The importance of this parakeet–A. araucana mutualism seems to be widespread across A. araucana's geographical range, as signs of parakeet feeding were recorded in 85% out of 516 trees distributed throughout this tree range distribution, whereas human seed collection was recorded in 10 out of 24 areas surveyed in both Chile and Argentina ([21]; authors' unpublished data). During the annual A. araucana seed harvesting period, families can collect up to 2000–3000 kg of seeds [51]. Mapuche-Pewenche people might have acted as seed dispersers while moving them across the landscape [52]. However, some groups of Mapuche-Pewenche people changed their interaction with A. araucana forests due to recent cultural changes [51]. Additionally, new groups of city-dweller collectors visit the area during weekends to collect seeds. The fact that current seed collection depletes seed availability represents an excessive cost for A. araucana trees, Austral parakeets, and for the whole assemblage of native seed predators. However, the fact that collectors are selective against damaged seeds turns partial seed consumption by parakeets into an effective mechanism for this tree to escape human predation.
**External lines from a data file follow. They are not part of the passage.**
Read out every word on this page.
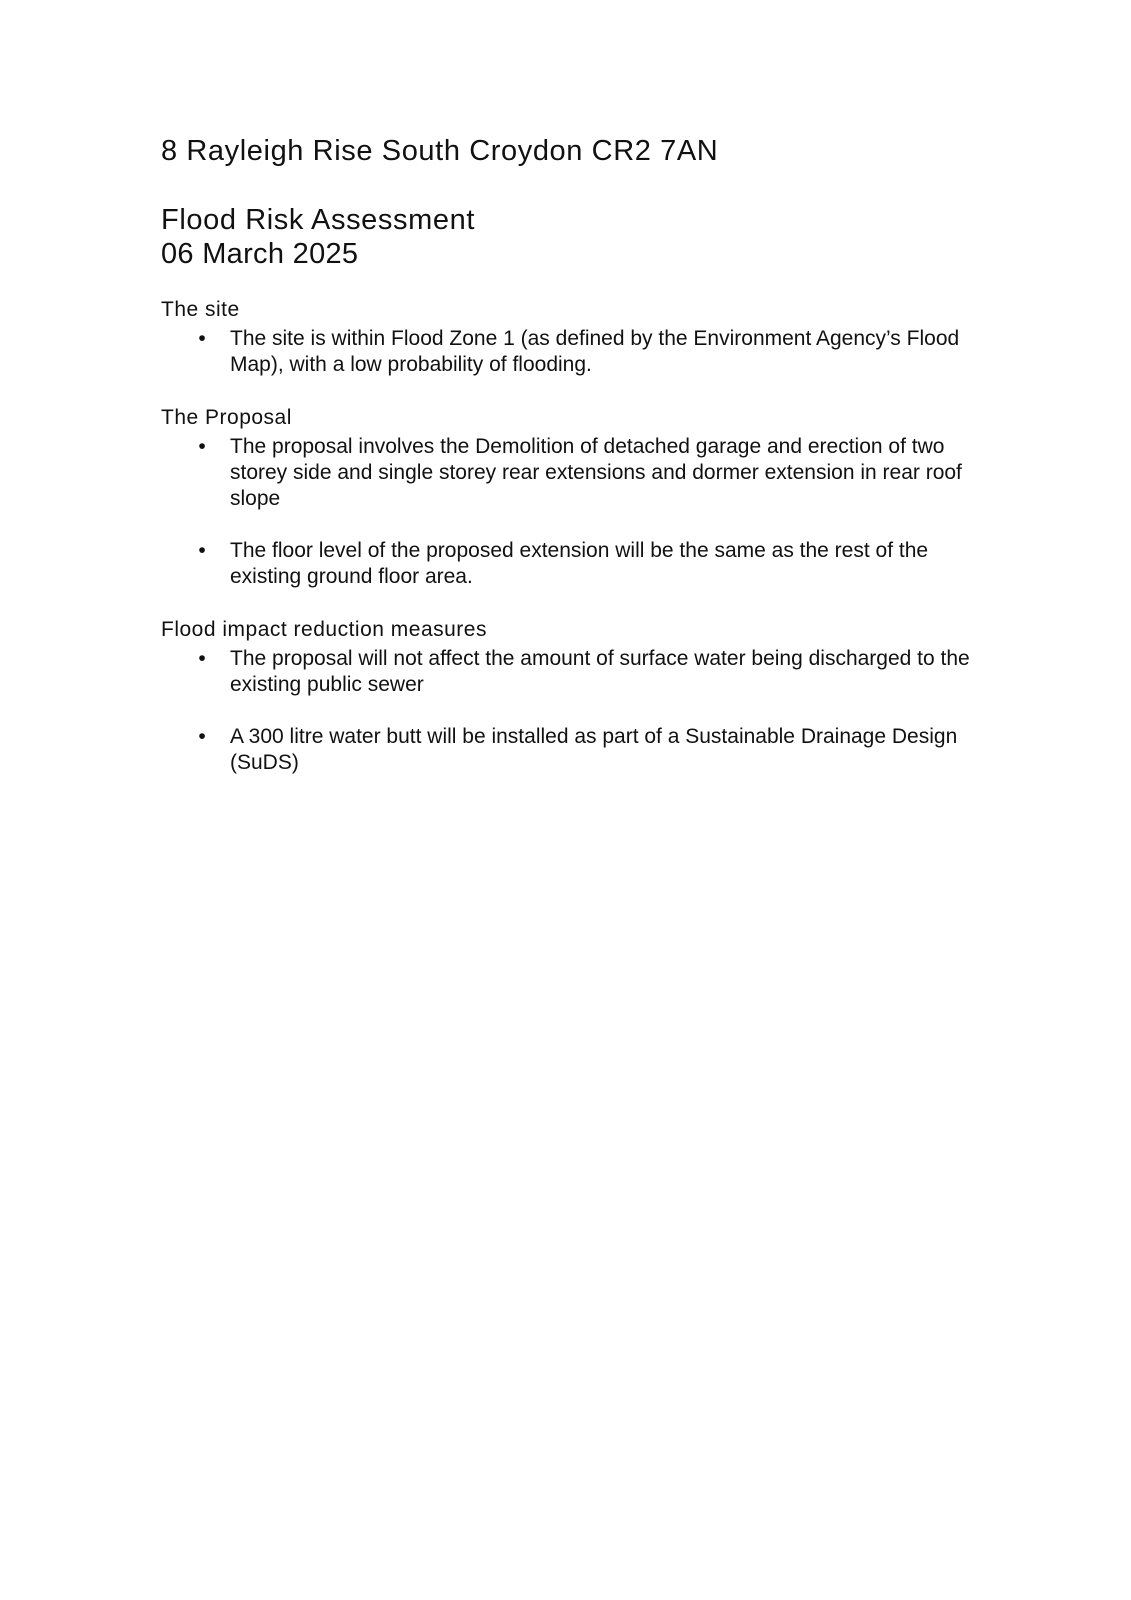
8 Rayleigh Rise South Croydon CR2 7AN
Flood Risk Assessment
06 March 2025
The site
• The site is within Flood Zone 1 (as defined by the Environment Agency’s Flood Map), with a low probability of flooding.
The Proposal
• The proposal involves the Demolition of detached garage and erection of two storey side and single storey rear extensions and dormer extension in rear roof slope
• The floor level of the proposed extension will be the same as the rest of the existing ground floor area.
Flood impact reduction measures
• The proposal will not affect the amount of surface water being discharged to the existing public sewer
• A 300 litre water butt will be installed as part of a Sustainable Drainage Design (SuDS)
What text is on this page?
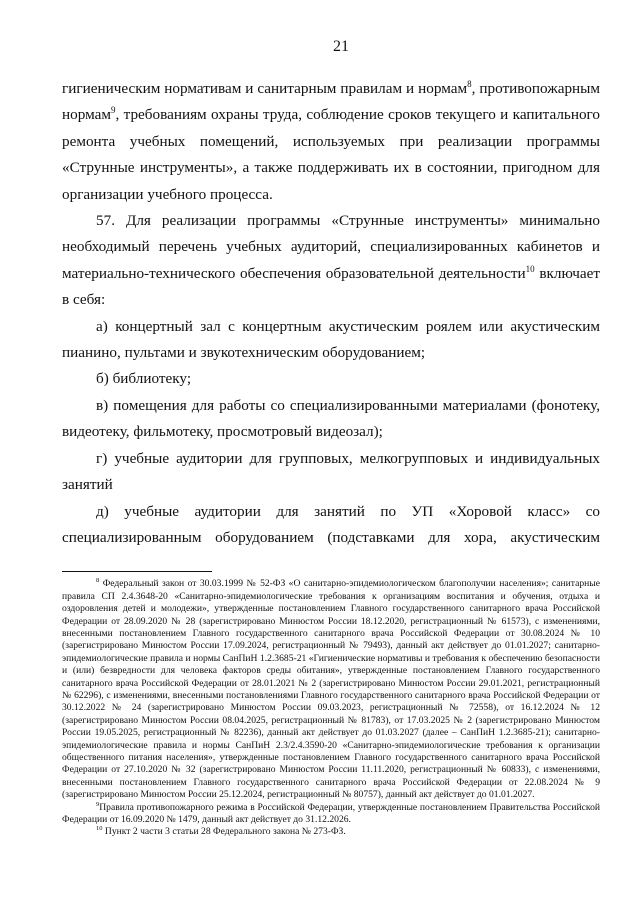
21

гигиеническим нормативам и санитарным правилам и нормам$^8$, противопожарным нормам$^9$, требованиям охраны труда, соблюдение сроков текущего и капитального ремонта учебных помещений, используемых при реализации программы «Струнные инструменты», а также поддерживать их в состоянии, пригодном для организации учебного процесса.

57. Для реализации программы «Струнные инструменты» минимально необходимый перечень учебных аудиторий, специализированных кабинетов и материально-технического обеспечения образовательной деятельности$^{10}$ включает в себя:

а) концертный зал с концертным акустическим роялем или акустическим пианино, пультами и звукотехническим оборудованием;

б) библиотеку;

в) помещения для работы со специализированными материалами (фонотеку, видеотеку, фильмотеку, просмотровый видеозал);

г) учебные аудитории для групповых, мелкогрупповых и индивидуальных занятий

д) учебные аудитории для занятий по УП «Хоровой класс» со специализированным оборудованием (подставками для хора, акустическим

$^8$ Федеральный закон от 30.03.1999 № 52-ФЗ «О санитарно-эпидемиологическом благополучии населения»; санитарные правила СП 2.4.3648-20 «Санитарно-эпидемиологические требования к организациям воспитания и обучения, отдыха и оздоровления детей и молодежи», утвержденные постановлением Главного государственного санитарного врача Российской Федерации от 28.09.2020 № 28 (зарегистрировано Минюстом России 18.12.2020, регистрационный № 61573), с изменениями, внесенными постановлением Главного государственного санитарного врача Российской Федерации от 30.08.2024 № 10 (зарегистрировано Минюстом России 17.09.2024, регистрационный № 79493), данный акт действует до 01.01.2027; санитарно-эпидемиологические правила и нормы СанПиН 1.2.3685-21 «Гигиенические нормативы и требования к обеспечению безопасности и (или) безвредности для человека факторов среды обитания», утвержденные постановлением Главного государственного санитарного врача Российской Федерации от 28.01.2021 № 2 (зарегистрировано Минюстом России 29.01.2021, регистрационный № 62296), с изменениями, внесенными постановлениями Главного государственного санитарного врача Российской Федерации от 30.12.2022 № 24 (зарегистрировано Минюстом России 09.03.2023, регистрационный № 72558), от 16.12.2024 № 12 (зарегистрировано Минюстом России 08.04.2025, регистрационный № 81783), от 17.03.2025 № 2 (зарегистрировано Минюстом России 19.05.2025, регистрационный № 82236), данный акт действует до 01.03.2027 (далее – СанПиН 1.2.3685-21); санитарно-эпидемиологические правила и нормы СанПиН 2.3/2.4.3590-20 «Санитарно-эпидемиологические требования к организации общественного питания населения», утвержденные постановлением Главного государственного санитарного врача Российской Федерации от 27.10.2020 № 32 (зарегистрировано Минюстом России 11.11.2020, регистрационный № 60833), с изменениями, внесенными постановлением Главного государственного санитарного врача Российской Федерации от 22.08.2024 № 9 (зарегистрировано Минюстом России 25.12.2024, регистрационный № 80757), данный акт действует до 01.01.2027.

$^9$Правила противопожарного режима в Российской Федерации, утвержденные постановлением Правительства Российской Федерации от 16.09.2020 № 1479, данный акт действует до 31.12.2026.

$^{10}$ Пункт 2 части 3 статьи 28 Федерального закона № 273-ФЗ.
Thus, the persistence of partially eaten seeds on the ground is relevant as it reduces human negative impact and promotes germination under or close to the parental tree [24].
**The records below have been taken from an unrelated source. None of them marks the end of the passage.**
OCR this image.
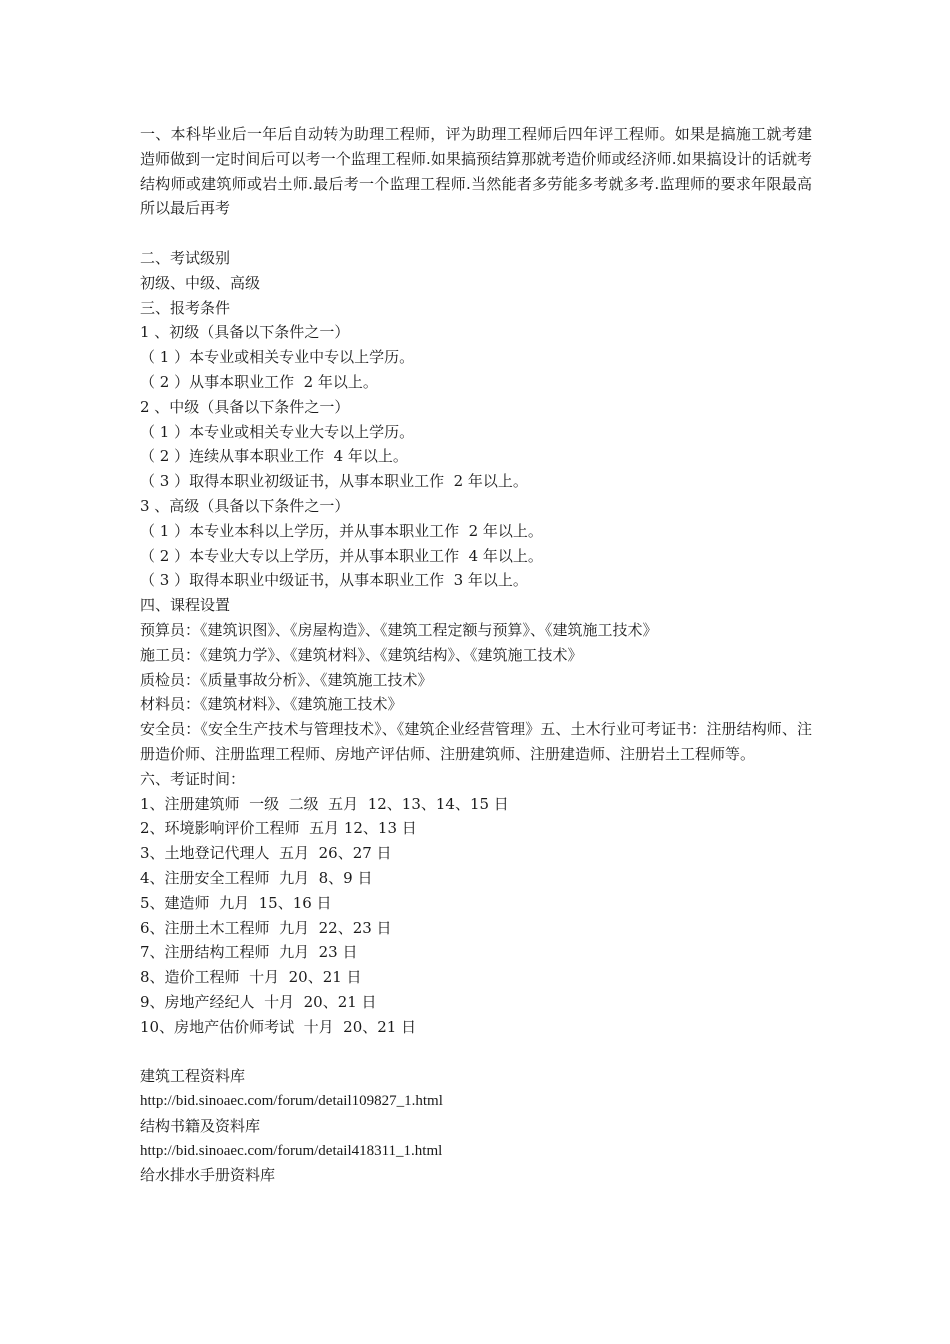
一、本科毕业后一年后自动转为助理工程师，评为助理工程师后四年评工程师。如果是搞施工就考建造师做到一定时间后可以考一个监理工程师.如果搞预结算那就考造价师或经济师.如果搞设计的话就考结构师或建筑师或岩土师.最后考一个监理工程师.当然能者多劳能多考就多考.监理师的要求年限最高所以最后再考

二、考试级别
初级、中级、高级
三、报考条件
1 、初级（具备以下条件之一）
（ 1 ）本专业或相关专业中专以上学历。
（ 2 ）从事本职业工作  2 年以上。
2 、中级（具备以下条件之一）
（ 1 ）本专业或相关专业大专以上学历。
（ 2 ）连续从事本职业工作  4 年以上。
（ 3 ）取得本职业初级证书，从事本职业工作  2 年以上。
3 、高级（具备以下条件之一）
（ 1 ）本专业本科以上学历，并从事本职业工作  2 年以上。
（ 2 ）本专业大专以上学历，并从事本职业工作  4 年以上。
（ 3 ）取得本职业中级证书，从事本职业工作  3 年以上。
四、课程设置
预算员：《建筑识图》、《房屋构造》、《建筑工程定额与预算》、《建筑施工技术》
施工员：《建筑力学》、《建筑材料》、《建筑结构》、《建筑施工技术》
质检员：《质量事故分析》、《建筑施工技术》
材料员：《建筑材料》、《建筑施工技术》

安全员：《安全生产技术与管理技术》、《建筑企业经营管理》五、土木行业可考证书：注册结构师、注册造价师、注册监理工程师、房地产评估师、注册建筑师、注册建造师、注册岩土工程师等。

六、考证时间：
1、注册建筑师  一级  二级  五月  12、13、14、15 日
2、环境影响评价工程师  五月 12、13 日
3、土地登记代理人  五月  26、27 日
4、注册安全工程师  九月  8、9 日
5、建造师  九月  15、16 日
6、注册土木工程师  九月  22、23 日
7、注册结构工程师  九月  23 日
8、造价工程师  十月  20、21 日
9、房地产经纪人  十月  20、21 日
10、房地产估价师考试  十月  20、21 日
建筑工程资料库
http://bid.sinoaec.com/forum/detail109827_1.html
结构书籍及资料库
http://bid.sinoaec.com/forum/detail418311_1.html
给水排水手册资料库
Until recently, the antagonistic role of parakeets and parrots in general as seed predators has been emphasized in detriment of the recognition of other plant–parrot mutualisms [20,21,53]. In particular, the germination potential of partially eaten seeds has been rarely addressed [15,47,54,55], and, to our knowledge, partial seed predation has never been considered as a possible mechanism rescuing wild plant populations subjected to human exploitation. Thus, along the continuum antagonism–mutualism, partial seed consumption turns the outcome of the interaction towards a more positive result. In this context, our study suggests that conservation of the anthropogenic-threatened A. araucana forests could be favoured by Austral parakeet partial seed consumption, particularly, in the presence of human overharvesting. However, forest conservation in human-impacted areas cannot only rely on the feeding behaviour of an endemic parakeet. Fostering education and human behavioural change to reduce the number of illegal harvesters, particularly in protected areas, and enforcement of conservation laws are needed. Restoration initiatives are already taking place in Chile, where Mapuche communities are planting seeds and nursing seedlings [28]. Also, the study and monitoring of the sustainability of human collection merit special attention, to better predict its impact on Araucaria forests regeneration potential and to provide scientific means to regulate harvesting as it is suggested for other tree species in South America [26]. In any event, the interaction between A. araucana and parakeets we describe here could be a key element in developing a realistic conservation strategy focused on these emblematic forests.

Human seed collection, a selection mechanism directed particularly towards perfect and intact items, is a widespread phenomenon [56,57], common even since prehistorical times [58]. In fact, escape from human harvesting could also occur in other regions of the world where wild seeds and fruits are collected by human inhabitants. Thus, partial seed consumption by wild frugivores when seeds retain germination potential, increase total SDE, and could favour ecosystems survival when subject to human intense harvesting. Both behaviours, partial seed damage by frugivorous species together with selection against predated fruits or seeds by humans, may enhance regeneration possibilities for many plant species worldwide, having relevance at a global scale beyond our study system.